Official resporitory for “IPDPS’ 24 QSync: Quantization-Minimized Synchronous Distributed Training Across Hybrid Devices”.

Description

QSync aims to explore the potential of removing unnecessary quantized operations to improve training accuracy. It achieves this through the following components:

Quantization perturbation indicator/Replayer for analyzing the global data flow graph’s memory and latency under mixed-precision (Predictor)
Allocator for selecting the optimal quantized operations for training (Allocator / Syncer)
Support for low-precision backends (CUTLASS, CUDNN) (LP-PyTorch)

In particular, QSync addresses a specific practical scenario: hybrid-cluster training, which involves inference GPUs with power capabilities (memory, compute) and training GPUs with higher capabilities.

The provided scripts support both convolution-based and transformer-based models.

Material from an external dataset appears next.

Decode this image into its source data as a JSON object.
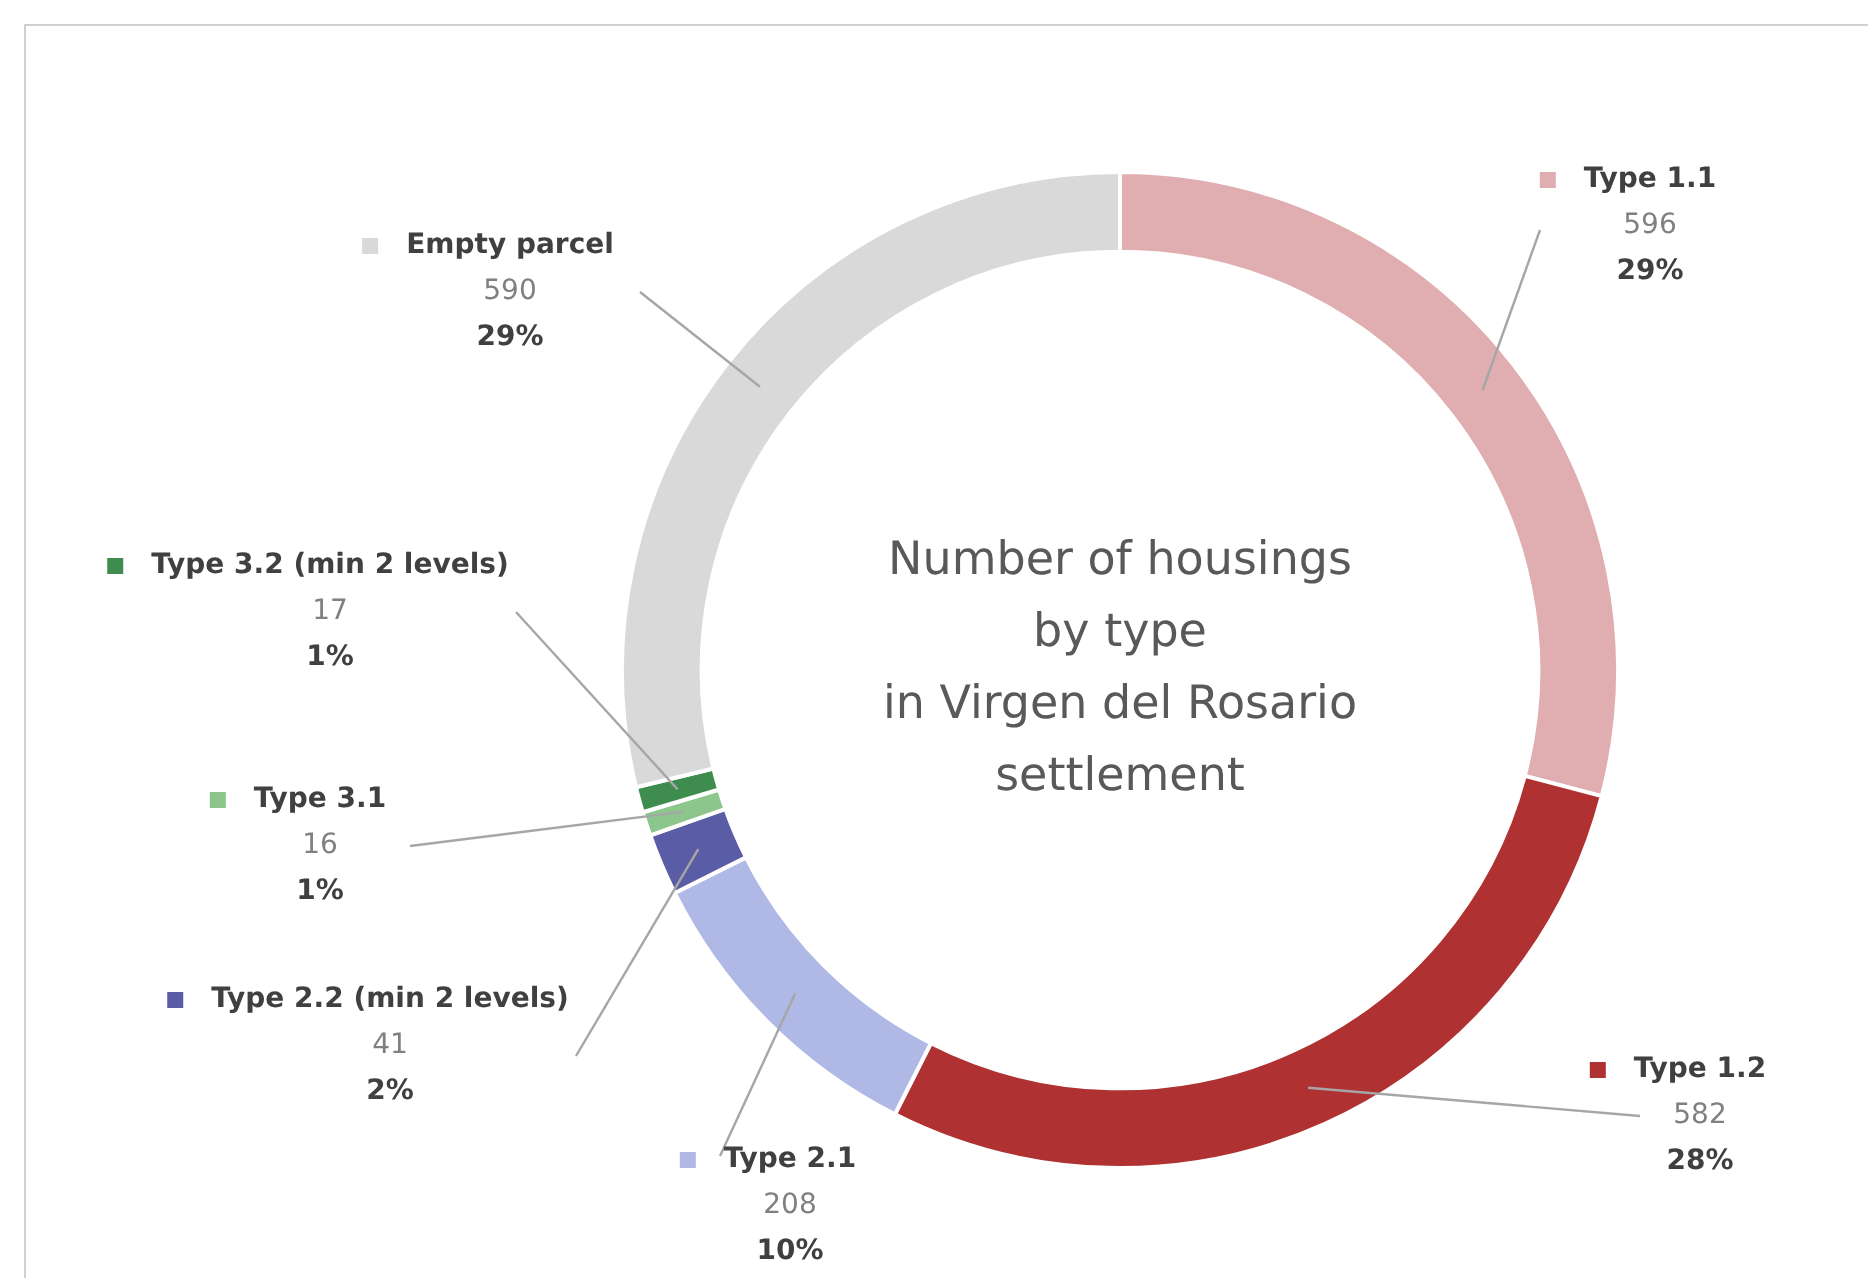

NOTE: The project is a bit old. The performance of kernel implementation may not catch up with latest PyTorch.

Set Environment

Clone the repo git clone --recursive https://github.com/bytedance/QSync.git

Docker

run build.sh under dockerfile
run run.sh, specifiying the necessary path mounting inside.
run pip install -e . right in the root folder of QSync, compilation of kernels will start.

Manual Installation

Some libs may hard to install without proxy. Change <abspath_to_root> in m_install.sh to the absolute path to the root folder. Then

bash m_install.sh
make

Usage

QSync is implemented under the qsync folder, composed of syncer, predictor and LpTorch.

to use LpTorch and convert your model to mixed-biwdith model, use model = QModule(model)
See detail for usage of predictor and syncer in the corresponding page.
See sample under benchmark_convs / benchmark_transformers

notice the cross-node cost modeling is not as accurate as single-node is. Extra efforts required to align the communication start.